The optimal investment team structure – does it exist?

29 Jan 2020

When compared with peers, fund managers consistently argue that their investment team is best positioned for outperformance given their various characteristics. Given that we encounter investment teams that come in all shapes and sizes, this insights piece seeks to quantify the optimal characteristics of an investment team, based on the performance of our rated managers.

How have investment teams changed in recent years?

With the second Markets in Financial Instruments Directive (MiFID II) directly causing highly sought-after talent to move from the sell-side to the buy-side, fund managers (buy-side) have been the ultimate beneficiaries. This effect can be measured through the headcount amongst fund managers and the corresponding levels of investment team experience, as shown in the chart below. 

We found that the average team size has increased every year since 2015, with the most significant increase occurring over 2018 when MiFID II was enforced. In addition, the new hires did not detract from the overall team experience, which indicates that managers were able to add experienced individuals.

Is bigger necessarily better?

To answer this question, we performed an analysis of the fundamentally-driven global equities managers on Zenith’s approved product list over the five years to 30 September 2019. As part of the study, we grouped the size of the investment teams into three equal categories – small (less than or equal to 6), medium (between 7 and 14) and large (15 or greater).

The results of the study are shown in the chart below.

The chart suggests a positive relationship exists between the size of the team and outperformance, meaning larger teams tend to experience greater levels of outperformance on average as compared to smaller teams.

Do too many cooks spoil the broth?

Managers that adopt a more compact decision-making approach would argue that they benefit from greater levels of accountability and nimbleness.
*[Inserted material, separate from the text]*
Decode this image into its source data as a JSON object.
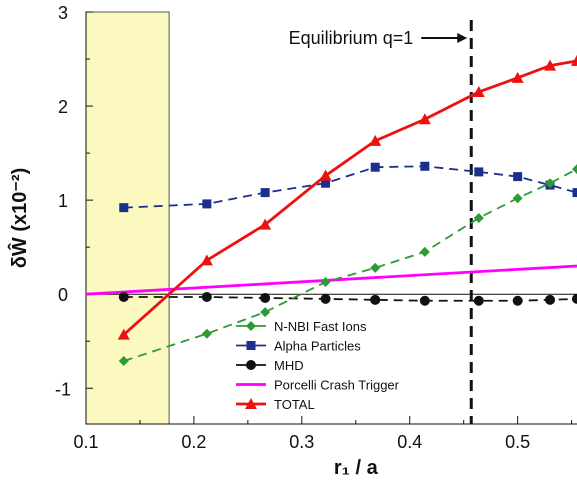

However, managers that adopt an investment committee approach believe that they are better able to share investment insights and experience.

The chart below shows the performance of managers based on the number of portfolio managers or key decision-makers.

The numbers suggest that the fewer key decision-makers in an investment team, the greater the level of outperformance. However, we note that the performance of the five and above category may not be a true reflection of the overall population, given our small sample size for the group.

Have we found the magic formula?

Our study suggests that large teams driven by a compact decision-making approach tend to exhibit greater levels of outperformance compared to alternative structures. Yet, ultimately, we do not believe there is a single template that managers should follow to succeed. We have reviewed successful managers that do not align with the above and unsuccessful ones that mirror the ideal template.

Overall, a team’s ideal structure needs to align with its investment philosophy and process.